I am using ray version 1.0.1.post1

Yard1 commented 3 years ago

That's quite odd. @richardliaw, @inventormc any ideas?

You can revert back to the previous version by u installing tune-sklearn and installing it normally again.

DanielAtKrypton commented 3 years ago

I reinstalled tune-sklearn. It got the version tune-sklearn-0.1.0. The behaviours is now the previous I reported here.

richardliaw commented 3 years ago

Hey @DanielAtKrypton, what are the commands to reproduce your stack?

Also, can you try running this outside vscode (i.e., just using a terminal)?

DanielAtKrypton commented 3 years ago

Hey @DanielAtKrypton, what are the commands to reproduce your stack?

Also, can you try running this outside vscode (i.e., just using a terminal)?

Sure, I just started the test:

Imgur

I will leave it processing for now...

richardliaw commented 3 years ago

can you try instead with pytest -s -v ?

DanielAtKrypton commented 3 years ago

can you try instead with pytest -s -v ?

Sure. Here is the output: Imgur

richardliaw commented 3 years ago

OK got it; can you now try, in a python terminal:


import ray
ray.init()
@ray.remote
def hello_world():
    print("hi")
    return "hi"

print(ray.get(hello_world.remote()))
DanielAtKrypton commented 3 years ago

There you go:

Imgur

richardliaw commented 3 years ago

awesome, so now we know that the fundamental problem seems to be in ray core.

Can you try ray stop and run it again?

DanielAtKrypton commented 3 years ago

Still running.
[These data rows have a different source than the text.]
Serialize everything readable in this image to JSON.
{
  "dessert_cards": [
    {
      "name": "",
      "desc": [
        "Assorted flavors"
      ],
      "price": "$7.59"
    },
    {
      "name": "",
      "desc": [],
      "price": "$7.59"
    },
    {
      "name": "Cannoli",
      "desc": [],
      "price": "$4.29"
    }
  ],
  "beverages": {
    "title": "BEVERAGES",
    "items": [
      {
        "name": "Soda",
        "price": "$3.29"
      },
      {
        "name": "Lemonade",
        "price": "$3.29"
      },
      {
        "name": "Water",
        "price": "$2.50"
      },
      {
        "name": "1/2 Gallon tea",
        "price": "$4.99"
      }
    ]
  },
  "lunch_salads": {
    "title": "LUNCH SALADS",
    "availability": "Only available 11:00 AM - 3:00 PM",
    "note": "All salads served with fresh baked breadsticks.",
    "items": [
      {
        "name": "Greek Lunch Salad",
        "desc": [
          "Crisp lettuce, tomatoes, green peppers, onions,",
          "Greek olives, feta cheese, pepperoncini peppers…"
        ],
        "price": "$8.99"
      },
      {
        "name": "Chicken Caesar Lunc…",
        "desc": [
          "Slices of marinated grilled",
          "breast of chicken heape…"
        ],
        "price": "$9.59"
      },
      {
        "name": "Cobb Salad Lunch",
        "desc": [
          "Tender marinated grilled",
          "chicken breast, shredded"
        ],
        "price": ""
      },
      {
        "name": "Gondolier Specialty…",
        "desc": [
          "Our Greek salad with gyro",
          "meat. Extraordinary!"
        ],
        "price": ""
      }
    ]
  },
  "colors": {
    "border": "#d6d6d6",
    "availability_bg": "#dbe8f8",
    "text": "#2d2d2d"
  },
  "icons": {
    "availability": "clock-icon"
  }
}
I will update as soon I have other output from the terminal...

Imgur

richardliaw commented 3 years ago

OK got it, so ray.init() is just hanging forever?

DanielAtKrypton commented 3 years ago

OK got it, so ray.init() is just hanging forever?

Yes, unfortunately it is.

richardliaw commented 3 years ago

OK. Can you try:

pip install -U [latest wheel link for windows] as found here:

https://docs.ray.io/en/master/installation.html#daily-releases-nightlies

and if that doesn't work, try downgrading to pip install ray==1.0.0?

DanielAtKrypton commented 3 years ago

I installed the latest wheel for windows and python 3.7.

Now it is behaving like this:

Imgur

I tried to open the dashboard in my browser but the browser was unable to connect there.

DanielAtKrypton commented 3 years ago

And ray status reports:

Imgur

richardliaw commented 3 years ago

try ray stop a couple times, then try the hello world again?

DanielAtKrypton commented 3 years ago

try ray stop a couple times, then try the hello world again?

I tried a couple times. It starts and hangs forever...

Imgur

richardliaw commented 3 years ago

Unfortunately this is a ray issue, and I'll close this and continue discussion on the ray side.

DanielAtKrypton commented 3 years ago

Source of this problem is being considered here.